Seriously? I need to prove that people living thousands of years ago,
without access to any of the technology we have today, didn’t know as
much about the universe as we do today?
Well, I
don’t know about any “scientific evidence” of their ignorance that I
can cite, but fortunately there’s this wonderful invention that actually
allows me to see backwards through time and know what ancient people
were thinking when first describing their gods and coming up with their
religions, as well as what they thought about the universe and our place
in it. And it’s an invention that has actually been around for many
thousands of years.
It’s called writing.
You
see, we don’t need “scientific evidence” to determine what ancient
people were thinking when they first came up with their religions since
they were nice enough to write it all down for us.
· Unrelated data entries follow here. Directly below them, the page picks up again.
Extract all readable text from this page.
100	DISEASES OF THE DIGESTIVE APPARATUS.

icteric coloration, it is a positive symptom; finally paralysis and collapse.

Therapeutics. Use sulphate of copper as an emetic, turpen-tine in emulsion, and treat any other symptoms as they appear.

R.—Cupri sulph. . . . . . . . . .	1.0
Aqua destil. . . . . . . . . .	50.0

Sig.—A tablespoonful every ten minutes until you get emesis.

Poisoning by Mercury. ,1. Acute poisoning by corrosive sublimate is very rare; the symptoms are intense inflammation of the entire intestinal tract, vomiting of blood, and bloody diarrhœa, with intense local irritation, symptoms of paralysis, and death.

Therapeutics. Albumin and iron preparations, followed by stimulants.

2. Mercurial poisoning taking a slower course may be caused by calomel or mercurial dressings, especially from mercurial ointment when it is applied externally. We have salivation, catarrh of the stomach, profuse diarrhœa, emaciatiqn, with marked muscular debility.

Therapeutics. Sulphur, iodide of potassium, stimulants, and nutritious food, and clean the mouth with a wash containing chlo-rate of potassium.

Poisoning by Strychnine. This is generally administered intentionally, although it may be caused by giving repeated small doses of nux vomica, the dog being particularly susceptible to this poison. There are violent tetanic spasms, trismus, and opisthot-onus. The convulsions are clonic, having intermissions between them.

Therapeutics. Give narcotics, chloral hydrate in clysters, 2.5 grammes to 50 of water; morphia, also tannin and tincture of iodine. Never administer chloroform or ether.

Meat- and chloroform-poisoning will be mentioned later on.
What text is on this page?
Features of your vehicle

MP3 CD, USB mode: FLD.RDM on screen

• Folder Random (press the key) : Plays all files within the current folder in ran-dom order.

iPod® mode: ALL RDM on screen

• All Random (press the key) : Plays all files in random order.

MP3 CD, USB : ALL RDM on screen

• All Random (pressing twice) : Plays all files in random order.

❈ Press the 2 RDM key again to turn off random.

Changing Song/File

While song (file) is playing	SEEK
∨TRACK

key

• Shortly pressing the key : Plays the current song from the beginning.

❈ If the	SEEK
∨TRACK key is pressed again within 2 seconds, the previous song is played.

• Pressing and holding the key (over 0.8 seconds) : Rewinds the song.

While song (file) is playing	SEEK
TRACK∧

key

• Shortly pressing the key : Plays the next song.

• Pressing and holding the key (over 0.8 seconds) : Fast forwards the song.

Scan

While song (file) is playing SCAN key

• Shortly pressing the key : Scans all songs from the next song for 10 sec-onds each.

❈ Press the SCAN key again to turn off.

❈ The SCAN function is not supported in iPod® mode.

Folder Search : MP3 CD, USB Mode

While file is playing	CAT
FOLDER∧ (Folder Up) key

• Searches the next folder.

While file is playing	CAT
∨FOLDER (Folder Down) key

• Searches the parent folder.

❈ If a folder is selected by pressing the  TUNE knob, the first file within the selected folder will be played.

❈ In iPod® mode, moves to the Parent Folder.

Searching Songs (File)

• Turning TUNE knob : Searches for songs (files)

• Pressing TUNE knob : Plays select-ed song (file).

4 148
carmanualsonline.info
From the ancient
Sumerians who chiseled cuneiform stories into clay tablets, to the
people who wrote the Bible, to the writings of the ancient Egyptians,
Greeks and Romans, to the author(s) of the Qur’an, to the recorded Edda
sagas of the ancient Norse, etc., we have an abundant treasure trove of
literature that clearly indicates that the people first writing about
gods and religions largely didn’t have a clue about such basic things as
the fact that the earth rotates on an axis, that the earth revolves
around the sun, that the stars are actually other suns unimaginably far
away and not, say, pinholes in the curtain of the night, that the
universe is many billions of years old, that all life on earth evolved
from earlier forms of life, that diseases are caused by germs, etc.,
etc., etc.
Add to that all the many, many, many
different “creation stories” we have from all the various world
religions and you don’t need “scientific evidence” to understand that
religions and gods were all invented by people with limited knowledge
about, well, much of anything, really. Not that they were necessarily
stupid or unsophisticated, of course, but simply unaware of things that could only be known with the help of tools such as telescopes, microscopes, rockets, computers, etc.
And
please, don’t start pointing out how one particular passage in one
particular religion’s holy book can, if translated and interpreted in just the right way, supposedly indicates that the author may have actually understood something about the world that most ignorant people at the time it was written probably
didn’t know. Especially if you are then going to completely ignore all
the other passages that are obviously just plain wrong no matter how you
squint your eyes at them. Seriously, don’t tell me that “Let there Be
Light” is an amazingly accurate scientific description of the Big Bang
and then try to explain why it doesn’t matter that the Bible also says
the Earth was created before the Sun.